Test your medicine knowledge with the MKSAP challenge, in partnership with the American College of Physicians.
A 38-year-old woman is evaluated in the office for a 10-month history of increasingly frequent headache. The headache is often worse in the morning on awakening. She has recently started keeping a headache diary, which reveals episodes on approximately 25 days of each month. The headache varies from a near-daily bilateral frontal dull throbbing to a severe left hemicranial throbbing associated with nausea, photophobia, and phonophobia. The patient has a 20-year history of migraine without aura and a history of depression. Her mother also has a history of migraine and depression, and her sister has a history of migraine. The patient has been taking propranolol for 3 months; a mixed analgesic containing butalbital, caffeine, and acetaminophen for mild or moderate headache at least 3 days per week for 9 months; rizatriptan for severe headache at least 2 days per week for 4 months; and citalopram for 1 year. Rizatriptan has become increasingly ineffective over the past month.
Physical examination findings, including neurologic examination findings, are normal.
Which of the following is the most likely diagnosis for her current symptoms?
A) Chronic migraine
B) Chronic tension-type headache
C) Idiopathic intracranial hypertension
D) Medication overuse headache
MKSAP Answer and Critique
The correct answer is D) Medication overuse headache. This item is available to MKSAP 15 subscribers as item 49 in the Neurology section. More information about MKSAP 15 is available online.
This patient has medication overuse headache. She has a 20-year history of migraine but a 10-month history of chronic daily headache on more than 15 days per month. She has been using an acute headache medication (butalbital, caffeine, and acetaminophen) more than 10 days per month and a combination of this medication and rizatriptan on some of these days. These features define a medication overuse headache.
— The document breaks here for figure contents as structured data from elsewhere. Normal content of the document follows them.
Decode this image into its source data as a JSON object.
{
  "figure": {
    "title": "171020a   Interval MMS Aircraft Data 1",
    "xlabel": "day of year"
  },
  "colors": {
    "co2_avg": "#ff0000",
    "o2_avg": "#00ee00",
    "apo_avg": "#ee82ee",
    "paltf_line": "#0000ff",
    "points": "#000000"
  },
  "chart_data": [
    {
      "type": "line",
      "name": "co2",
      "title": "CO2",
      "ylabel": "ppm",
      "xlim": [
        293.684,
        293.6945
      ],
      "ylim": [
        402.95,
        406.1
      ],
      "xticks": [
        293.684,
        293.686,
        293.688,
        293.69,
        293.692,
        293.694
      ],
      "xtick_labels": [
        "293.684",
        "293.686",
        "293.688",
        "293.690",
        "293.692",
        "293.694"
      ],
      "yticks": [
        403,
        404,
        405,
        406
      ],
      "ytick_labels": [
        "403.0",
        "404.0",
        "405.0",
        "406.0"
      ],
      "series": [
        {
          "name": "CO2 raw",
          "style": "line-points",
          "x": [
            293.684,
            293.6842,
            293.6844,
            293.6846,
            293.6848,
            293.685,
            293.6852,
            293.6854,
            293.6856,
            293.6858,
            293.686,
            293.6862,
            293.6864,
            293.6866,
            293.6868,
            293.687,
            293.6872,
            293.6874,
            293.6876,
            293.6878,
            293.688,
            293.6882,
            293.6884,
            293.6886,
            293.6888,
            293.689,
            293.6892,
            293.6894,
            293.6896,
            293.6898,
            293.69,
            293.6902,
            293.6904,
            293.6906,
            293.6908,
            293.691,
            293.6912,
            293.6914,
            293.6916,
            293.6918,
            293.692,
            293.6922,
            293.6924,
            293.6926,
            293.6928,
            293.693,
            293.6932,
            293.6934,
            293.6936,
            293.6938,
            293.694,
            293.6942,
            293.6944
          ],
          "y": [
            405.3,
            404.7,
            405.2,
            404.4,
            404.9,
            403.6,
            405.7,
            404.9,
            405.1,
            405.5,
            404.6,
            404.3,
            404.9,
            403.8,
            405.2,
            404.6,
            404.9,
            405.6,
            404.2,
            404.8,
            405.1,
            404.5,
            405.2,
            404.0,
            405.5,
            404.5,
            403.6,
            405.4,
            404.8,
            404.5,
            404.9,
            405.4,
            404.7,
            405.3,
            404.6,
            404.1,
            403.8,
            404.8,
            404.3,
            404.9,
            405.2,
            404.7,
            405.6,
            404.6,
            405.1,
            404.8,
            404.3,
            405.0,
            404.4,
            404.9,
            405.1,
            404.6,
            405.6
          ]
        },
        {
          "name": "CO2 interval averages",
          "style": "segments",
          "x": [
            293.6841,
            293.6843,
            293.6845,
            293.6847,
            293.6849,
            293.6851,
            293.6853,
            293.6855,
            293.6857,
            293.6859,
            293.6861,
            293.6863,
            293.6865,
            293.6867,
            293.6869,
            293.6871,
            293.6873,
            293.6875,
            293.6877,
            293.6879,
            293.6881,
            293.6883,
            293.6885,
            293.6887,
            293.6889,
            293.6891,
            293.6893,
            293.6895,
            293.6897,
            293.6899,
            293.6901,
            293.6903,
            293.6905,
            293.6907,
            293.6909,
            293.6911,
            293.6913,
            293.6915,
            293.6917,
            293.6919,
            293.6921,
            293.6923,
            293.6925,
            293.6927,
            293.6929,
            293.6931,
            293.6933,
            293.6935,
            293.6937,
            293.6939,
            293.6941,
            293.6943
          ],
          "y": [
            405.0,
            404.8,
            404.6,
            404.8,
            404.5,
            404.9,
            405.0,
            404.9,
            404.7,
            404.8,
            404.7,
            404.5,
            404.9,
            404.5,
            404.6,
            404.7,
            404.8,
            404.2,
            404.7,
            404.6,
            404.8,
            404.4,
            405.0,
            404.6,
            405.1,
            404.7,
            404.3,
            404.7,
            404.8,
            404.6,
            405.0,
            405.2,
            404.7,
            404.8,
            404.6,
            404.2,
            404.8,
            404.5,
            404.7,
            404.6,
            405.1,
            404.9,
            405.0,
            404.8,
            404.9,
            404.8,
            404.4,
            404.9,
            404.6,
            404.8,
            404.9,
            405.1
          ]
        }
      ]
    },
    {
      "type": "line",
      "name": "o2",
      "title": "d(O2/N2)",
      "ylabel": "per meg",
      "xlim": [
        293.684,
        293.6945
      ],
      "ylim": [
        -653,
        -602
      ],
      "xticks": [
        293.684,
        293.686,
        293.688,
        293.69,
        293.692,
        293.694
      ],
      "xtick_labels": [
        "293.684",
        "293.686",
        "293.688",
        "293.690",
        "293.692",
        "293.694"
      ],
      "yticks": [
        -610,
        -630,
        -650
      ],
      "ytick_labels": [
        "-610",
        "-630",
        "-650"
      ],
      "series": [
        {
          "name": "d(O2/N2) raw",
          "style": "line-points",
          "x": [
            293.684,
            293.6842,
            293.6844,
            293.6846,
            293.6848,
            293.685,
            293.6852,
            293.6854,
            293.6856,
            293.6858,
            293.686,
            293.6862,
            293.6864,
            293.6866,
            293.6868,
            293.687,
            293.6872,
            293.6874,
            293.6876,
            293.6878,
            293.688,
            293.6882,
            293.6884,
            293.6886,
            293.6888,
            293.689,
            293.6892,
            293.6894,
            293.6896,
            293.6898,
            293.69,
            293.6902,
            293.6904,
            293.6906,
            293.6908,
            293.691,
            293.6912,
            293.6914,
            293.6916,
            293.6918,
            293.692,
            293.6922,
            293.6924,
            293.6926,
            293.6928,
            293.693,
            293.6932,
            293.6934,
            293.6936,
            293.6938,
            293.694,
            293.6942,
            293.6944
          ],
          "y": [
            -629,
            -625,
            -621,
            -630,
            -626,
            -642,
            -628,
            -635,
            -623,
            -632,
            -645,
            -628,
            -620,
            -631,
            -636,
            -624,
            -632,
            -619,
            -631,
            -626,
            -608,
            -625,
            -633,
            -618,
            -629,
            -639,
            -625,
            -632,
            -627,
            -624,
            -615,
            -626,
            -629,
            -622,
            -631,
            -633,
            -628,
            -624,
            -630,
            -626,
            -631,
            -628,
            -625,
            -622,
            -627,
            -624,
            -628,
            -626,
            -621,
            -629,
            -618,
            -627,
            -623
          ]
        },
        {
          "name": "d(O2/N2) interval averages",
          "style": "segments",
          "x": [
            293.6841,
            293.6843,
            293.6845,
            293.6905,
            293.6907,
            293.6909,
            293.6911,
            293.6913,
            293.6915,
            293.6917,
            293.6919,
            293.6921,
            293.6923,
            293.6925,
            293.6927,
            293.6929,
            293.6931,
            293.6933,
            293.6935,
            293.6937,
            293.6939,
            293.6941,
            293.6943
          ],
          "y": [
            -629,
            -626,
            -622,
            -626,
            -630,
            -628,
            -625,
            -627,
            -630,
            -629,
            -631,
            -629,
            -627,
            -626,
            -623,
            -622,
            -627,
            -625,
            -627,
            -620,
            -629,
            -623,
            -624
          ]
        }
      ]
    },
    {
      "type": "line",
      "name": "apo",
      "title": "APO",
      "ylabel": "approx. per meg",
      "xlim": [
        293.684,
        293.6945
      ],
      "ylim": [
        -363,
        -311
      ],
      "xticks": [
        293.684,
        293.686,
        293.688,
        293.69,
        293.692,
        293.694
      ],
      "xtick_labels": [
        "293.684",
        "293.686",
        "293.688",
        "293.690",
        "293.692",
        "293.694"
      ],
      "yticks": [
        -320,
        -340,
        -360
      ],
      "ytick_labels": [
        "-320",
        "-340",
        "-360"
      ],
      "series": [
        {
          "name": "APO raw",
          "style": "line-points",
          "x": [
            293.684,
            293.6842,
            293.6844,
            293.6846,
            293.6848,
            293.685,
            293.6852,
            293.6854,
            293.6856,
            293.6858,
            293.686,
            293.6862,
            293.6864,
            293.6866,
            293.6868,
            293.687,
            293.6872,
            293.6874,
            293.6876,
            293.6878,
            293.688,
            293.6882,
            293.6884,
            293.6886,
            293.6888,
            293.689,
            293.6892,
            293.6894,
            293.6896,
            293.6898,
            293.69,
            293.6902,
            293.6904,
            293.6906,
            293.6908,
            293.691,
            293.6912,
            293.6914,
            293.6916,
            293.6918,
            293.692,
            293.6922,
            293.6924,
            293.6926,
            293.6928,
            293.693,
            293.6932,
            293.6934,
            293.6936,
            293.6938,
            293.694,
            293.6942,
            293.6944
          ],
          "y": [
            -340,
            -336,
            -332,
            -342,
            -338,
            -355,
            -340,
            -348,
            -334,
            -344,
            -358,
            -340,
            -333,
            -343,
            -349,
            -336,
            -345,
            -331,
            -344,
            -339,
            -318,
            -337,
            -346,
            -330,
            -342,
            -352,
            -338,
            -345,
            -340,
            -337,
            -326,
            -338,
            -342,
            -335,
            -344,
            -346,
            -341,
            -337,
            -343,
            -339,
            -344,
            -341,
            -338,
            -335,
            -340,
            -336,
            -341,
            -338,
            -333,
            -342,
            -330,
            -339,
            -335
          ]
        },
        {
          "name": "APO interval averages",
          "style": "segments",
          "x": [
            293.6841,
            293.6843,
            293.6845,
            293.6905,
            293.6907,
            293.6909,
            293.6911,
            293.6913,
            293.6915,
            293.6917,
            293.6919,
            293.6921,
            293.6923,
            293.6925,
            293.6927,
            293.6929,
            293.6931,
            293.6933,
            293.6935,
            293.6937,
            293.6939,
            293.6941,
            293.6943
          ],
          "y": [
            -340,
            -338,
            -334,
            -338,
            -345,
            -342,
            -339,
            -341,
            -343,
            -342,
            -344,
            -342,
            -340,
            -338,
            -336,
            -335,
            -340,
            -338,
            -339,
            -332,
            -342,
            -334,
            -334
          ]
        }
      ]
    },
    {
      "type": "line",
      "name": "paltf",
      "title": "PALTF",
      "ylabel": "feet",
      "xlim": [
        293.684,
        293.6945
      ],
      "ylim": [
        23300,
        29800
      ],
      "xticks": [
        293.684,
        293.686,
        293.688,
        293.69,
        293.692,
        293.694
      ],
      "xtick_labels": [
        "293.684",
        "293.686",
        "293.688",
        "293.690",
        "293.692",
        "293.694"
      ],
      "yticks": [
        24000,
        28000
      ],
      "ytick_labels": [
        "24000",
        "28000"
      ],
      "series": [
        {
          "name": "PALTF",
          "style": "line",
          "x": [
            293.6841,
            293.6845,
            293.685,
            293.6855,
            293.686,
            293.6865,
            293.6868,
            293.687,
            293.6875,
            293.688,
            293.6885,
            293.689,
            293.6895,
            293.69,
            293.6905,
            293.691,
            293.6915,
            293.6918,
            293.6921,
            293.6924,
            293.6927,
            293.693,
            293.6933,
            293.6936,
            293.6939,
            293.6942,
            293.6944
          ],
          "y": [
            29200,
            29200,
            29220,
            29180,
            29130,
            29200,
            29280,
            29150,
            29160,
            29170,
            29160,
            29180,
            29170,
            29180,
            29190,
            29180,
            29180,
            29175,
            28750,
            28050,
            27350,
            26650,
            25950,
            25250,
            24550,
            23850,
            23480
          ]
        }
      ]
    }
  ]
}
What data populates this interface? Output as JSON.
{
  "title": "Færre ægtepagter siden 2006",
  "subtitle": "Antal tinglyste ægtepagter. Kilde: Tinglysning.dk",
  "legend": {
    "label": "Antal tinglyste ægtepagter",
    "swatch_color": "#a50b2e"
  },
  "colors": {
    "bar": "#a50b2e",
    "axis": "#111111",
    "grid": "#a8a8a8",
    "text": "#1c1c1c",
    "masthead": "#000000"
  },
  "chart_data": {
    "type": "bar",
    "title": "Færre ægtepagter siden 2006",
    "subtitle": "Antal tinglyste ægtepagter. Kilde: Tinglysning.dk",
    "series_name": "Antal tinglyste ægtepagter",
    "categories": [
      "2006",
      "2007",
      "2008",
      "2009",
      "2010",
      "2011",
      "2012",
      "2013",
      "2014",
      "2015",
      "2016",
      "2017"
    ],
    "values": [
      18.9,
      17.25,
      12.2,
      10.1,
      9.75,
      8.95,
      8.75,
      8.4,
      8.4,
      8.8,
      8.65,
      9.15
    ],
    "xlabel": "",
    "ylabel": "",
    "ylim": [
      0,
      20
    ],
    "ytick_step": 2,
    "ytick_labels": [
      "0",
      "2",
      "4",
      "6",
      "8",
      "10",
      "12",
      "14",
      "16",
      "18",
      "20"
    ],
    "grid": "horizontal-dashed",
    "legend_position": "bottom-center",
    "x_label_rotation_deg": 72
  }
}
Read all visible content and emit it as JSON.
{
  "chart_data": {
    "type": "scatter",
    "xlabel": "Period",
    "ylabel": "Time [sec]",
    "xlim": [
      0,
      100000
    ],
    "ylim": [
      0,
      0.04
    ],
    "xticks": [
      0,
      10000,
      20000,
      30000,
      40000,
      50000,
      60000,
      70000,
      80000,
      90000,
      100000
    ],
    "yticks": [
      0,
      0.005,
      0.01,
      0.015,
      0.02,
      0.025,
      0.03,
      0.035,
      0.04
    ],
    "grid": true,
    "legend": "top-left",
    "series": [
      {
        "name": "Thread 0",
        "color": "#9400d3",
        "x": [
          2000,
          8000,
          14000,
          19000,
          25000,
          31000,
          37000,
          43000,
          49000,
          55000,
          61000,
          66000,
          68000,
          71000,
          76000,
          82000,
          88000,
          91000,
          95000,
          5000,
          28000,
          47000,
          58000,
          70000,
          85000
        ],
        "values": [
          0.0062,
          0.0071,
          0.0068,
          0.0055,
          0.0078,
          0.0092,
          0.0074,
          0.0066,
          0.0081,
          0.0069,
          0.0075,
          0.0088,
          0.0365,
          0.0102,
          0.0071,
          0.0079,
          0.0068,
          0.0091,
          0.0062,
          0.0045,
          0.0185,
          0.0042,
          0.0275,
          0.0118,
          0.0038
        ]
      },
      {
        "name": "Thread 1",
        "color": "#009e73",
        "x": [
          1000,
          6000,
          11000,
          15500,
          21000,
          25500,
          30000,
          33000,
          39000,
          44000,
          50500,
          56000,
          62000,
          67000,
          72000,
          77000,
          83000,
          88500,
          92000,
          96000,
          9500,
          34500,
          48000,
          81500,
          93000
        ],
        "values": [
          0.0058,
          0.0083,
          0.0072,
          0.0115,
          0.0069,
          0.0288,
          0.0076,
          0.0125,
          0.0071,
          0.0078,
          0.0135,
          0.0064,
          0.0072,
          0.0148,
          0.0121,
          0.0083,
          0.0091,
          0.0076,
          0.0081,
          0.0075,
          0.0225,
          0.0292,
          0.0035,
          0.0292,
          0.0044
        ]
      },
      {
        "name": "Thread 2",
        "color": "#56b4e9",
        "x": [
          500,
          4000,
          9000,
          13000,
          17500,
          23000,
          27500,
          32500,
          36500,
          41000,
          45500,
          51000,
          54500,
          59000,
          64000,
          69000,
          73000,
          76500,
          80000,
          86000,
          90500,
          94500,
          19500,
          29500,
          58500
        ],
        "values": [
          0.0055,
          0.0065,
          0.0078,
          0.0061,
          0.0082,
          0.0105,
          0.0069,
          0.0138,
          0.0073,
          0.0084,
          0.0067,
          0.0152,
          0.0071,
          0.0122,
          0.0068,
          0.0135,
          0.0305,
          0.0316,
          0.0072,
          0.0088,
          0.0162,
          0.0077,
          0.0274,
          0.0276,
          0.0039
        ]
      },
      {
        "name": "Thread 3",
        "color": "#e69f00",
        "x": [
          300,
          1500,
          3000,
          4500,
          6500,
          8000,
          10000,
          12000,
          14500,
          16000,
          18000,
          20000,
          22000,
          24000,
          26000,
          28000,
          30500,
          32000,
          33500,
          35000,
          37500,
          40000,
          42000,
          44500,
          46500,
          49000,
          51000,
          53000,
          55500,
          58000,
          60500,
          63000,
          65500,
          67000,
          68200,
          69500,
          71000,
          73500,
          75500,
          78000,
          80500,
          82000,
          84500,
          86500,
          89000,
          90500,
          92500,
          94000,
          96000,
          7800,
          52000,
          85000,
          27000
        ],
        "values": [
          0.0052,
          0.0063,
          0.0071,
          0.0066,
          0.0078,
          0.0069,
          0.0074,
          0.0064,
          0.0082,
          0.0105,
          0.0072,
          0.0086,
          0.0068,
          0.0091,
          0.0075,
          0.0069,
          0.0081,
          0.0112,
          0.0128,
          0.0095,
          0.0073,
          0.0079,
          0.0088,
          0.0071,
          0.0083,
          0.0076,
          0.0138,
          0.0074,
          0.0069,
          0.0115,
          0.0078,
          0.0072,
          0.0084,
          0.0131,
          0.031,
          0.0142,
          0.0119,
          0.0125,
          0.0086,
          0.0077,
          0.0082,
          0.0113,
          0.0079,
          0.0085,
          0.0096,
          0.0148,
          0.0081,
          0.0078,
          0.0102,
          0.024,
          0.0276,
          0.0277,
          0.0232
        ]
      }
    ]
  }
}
Although the patient does have chronic migraine, her current symptoms most likely result from her overuse of acute medications and not from her long history of migraine. Medication overuse headache typically presents when or soon after a patient awakens, and the efficacy of migraine-specific therapy in patients with medication overuse headache is intermittent or poor. Furthermore, some of this patient’s headaches lack the classic features of migraine, including a pounding, unilateral headache of approximately 1 day’s duration associated with nausea and disability (taking to bed).
Despite the patient’s depression, her headaches are not fully characteristic of chronic tension-type headache, which is typically mild to moderate in severity, lasts from 30 minutes to 7 days, and is often described as a “band-like” constriction around the head. Tension-type headaches are not associated with nausea and vomiting, photophobia, or phonophobia.
Idiopathic intracranial hypertension is a disturbance of increased intracranial pressure without evidence of intracranial disease, such as mass lesion, hydrocephalus, or venous sinus thrombosis. This disorder occurs most commonly in obese women of childbearing age but also may be associated with tetracycline therapy, oral contraceptive use, and hypervitaminosis A. Affected patients typically develop new onset of daily nonthrobbing headaches that may worsen with coughing and sneezing or in the supine position. Other clinical symptoms may include diplopia, transient episodes of monocular or binocular visual loss, and pulsatile tinnitus. Characteristic findings in patients with this condition are papilledema, an enlarged blind spot or visual field abnormalities, and possible sixth cranial nerve palsy. This patient’s findings are not consistent with idiopathic intracranial hypertension.
Key Point
- Medication overuse headache is generally defined as a headache for more than 15 days per month and the use of acute headache medication on more than 10 days per month.